The Eyre Affair est un roman infiniment astucieux, fort complexe et très amusant — plein de réparties rigolotes & de trouvailles ahurissantes (comme cette représentation de « Richard III » aux allures de « Rocky Horror Picture Show »…). Des aspects de ce monde demeurent à explorer – et en particulier son rapport avec le nôtre, d’où provient une telle uchronie. Une suite est d’ailleurs déjà prévue, Lost in a Good Book. Et quoique après tout l’idée de base de Jasper Fforde ne soit pas si neuve que ça pour le domaine francophone (une idée très similaire a déjà été explorée par Michel Pagel dans ses « Helix Pomatias » et par le bédéiste Tronchet dans ses « Raoul Fulgurex »), son exploitation en roman est très plaisante, très amusante, d’un humour & d’une gouaille pas très loin d’un Terry Pratchett. J’ignore si un tel bouquin pourrait être traduit en français — la surabondance de références littéraires strictement anglaises (Wordsworth, Trollope, etc) me semble constituer un certain handicape. Mais toujours est-il que je me suis vraiment bien amusé à cette lecture.
Sinon, qu’ai-je lu encore? J’ai terminé Easter de Michael Arditti — la chronique acidulée d’une petite paroisse anglicane de la banlieue de Londres. Amusant mais un chouia chiant, ai-je trouvé. La prose d’Arditti manque d’allant, à mon goût.
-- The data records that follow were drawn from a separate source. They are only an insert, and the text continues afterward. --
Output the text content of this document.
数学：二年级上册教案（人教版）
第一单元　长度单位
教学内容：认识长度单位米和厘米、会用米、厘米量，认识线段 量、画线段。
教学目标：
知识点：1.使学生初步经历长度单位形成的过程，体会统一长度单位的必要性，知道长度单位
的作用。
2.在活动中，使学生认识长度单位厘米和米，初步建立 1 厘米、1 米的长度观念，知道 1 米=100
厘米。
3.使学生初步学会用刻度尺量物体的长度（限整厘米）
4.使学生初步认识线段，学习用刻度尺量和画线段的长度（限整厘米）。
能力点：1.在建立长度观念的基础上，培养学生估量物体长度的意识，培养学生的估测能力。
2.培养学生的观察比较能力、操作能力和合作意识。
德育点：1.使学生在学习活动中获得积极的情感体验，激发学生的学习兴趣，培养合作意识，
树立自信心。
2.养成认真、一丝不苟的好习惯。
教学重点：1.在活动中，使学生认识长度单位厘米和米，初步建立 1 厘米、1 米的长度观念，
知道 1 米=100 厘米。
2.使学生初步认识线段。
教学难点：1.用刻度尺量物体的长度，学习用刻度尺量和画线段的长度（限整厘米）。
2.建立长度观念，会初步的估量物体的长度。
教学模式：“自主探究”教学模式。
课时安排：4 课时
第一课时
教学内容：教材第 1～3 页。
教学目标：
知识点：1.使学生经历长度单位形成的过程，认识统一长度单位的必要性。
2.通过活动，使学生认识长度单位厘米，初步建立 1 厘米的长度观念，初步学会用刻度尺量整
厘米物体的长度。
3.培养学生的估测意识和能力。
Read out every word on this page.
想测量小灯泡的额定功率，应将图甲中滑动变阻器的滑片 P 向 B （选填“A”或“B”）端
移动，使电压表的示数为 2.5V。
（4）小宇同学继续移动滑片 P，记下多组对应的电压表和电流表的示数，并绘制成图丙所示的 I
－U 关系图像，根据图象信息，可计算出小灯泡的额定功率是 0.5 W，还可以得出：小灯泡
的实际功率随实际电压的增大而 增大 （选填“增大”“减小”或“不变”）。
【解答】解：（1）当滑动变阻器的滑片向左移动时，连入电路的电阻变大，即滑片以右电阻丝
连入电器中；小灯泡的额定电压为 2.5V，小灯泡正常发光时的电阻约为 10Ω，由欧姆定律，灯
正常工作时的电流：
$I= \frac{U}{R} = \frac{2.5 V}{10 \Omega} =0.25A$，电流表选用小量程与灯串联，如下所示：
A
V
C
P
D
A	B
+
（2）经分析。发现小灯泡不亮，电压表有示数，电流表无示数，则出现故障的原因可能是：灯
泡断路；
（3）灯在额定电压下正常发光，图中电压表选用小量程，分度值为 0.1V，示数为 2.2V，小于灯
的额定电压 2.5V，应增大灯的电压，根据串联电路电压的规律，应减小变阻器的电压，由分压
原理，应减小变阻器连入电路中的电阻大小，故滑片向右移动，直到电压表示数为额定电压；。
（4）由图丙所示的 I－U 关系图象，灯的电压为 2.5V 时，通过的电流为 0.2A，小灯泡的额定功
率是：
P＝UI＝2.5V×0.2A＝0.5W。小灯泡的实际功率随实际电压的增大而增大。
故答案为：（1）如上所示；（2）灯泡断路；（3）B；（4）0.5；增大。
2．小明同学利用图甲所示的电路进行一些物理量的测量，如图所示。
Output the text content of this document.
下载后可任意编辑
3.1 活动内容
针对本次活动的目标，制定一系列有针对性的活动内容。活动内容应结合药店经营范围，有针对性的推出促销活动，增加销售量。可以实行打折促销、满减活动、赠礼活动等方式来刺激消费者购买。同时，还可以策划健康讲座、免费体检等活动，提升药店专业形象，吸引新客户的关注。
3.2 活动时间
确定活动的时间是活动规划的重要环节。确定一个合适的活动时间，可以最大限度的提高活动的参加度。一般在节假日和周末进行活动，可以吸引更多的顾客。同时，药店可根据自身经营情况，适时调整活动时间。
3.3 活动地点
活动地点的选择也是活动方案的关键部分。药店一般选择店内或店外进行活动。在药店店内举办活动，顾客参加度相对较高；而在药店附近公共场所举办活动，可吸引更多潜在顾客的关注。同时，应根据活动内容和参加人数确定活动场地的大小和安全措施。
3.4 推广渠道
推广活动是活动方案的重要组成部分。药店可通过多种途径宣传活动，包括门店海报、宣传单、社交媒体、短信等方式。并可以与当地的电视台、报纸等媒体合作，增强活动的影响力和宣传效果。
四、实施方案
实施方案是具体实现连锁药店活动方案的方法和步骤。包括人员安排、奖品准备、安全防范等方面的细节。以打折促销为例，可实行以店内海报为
Lu deux polars: Piotr-le-Letton de Simenon (un bon vieux Maigret), et L’eau vive de A.E.W. Mason (un auteur anglais oublié, de l’entre-deux-guerres — ici dans une traduction française sans précision du titre original, dans la collection Nelson — à peine polar en fait, plutôt une gentille chronique désuète, de sports d’hiver & de mort mystérieuse). Commencé deux autres: King Solomon’s Carpet de Barbara Vine (très beau, très prenant, & entièrement à propos du métro londonien!) et Gun Before Butter de Nicolas Freeling (une enquête du flic d’Amsterdam, l’inspecteur Van der Valk — j’en avais lu dans le temps, en 10/18, et ai retrouvé cette bonhommie à la Maigret avec plaisir).
Et deux courts romans: Peter de Kate Walker (un petit roman homo australien, plutôt pour ado — amusant & touchant, je verrai tout à fait ça traduit en École des Loisirs, il en a la qualité & l’humeur) et The Weekend de Peter Cameron (récit faussement simple d’un week-end à la campagne, entre amis — une petite merveille d’observation, subtil & souvent bouleversant). Les deux avaient en commun d’être « highly recommended » par la librairie gay de Londres (Gay’s the Word) — et je fais confiance en leurs jugements —, d’être courts (plutôt novella que roman), et dans un petit format carré particulièrement esthétique.
Voilà, je crois avoir fait le tour, c’est déjà pas mal — ah non, j’oubliais: l’anthologie The Green Man de Datlow & Windling. Une pure merveille, depuis les illus de Charles Vess (mon idole) jusqu’à chacune des nouvelles présentées, toutes de fantasy contemporaine, lumineuses & fortes. Une des meilleures anthos qu’il m’ait été donné de lire.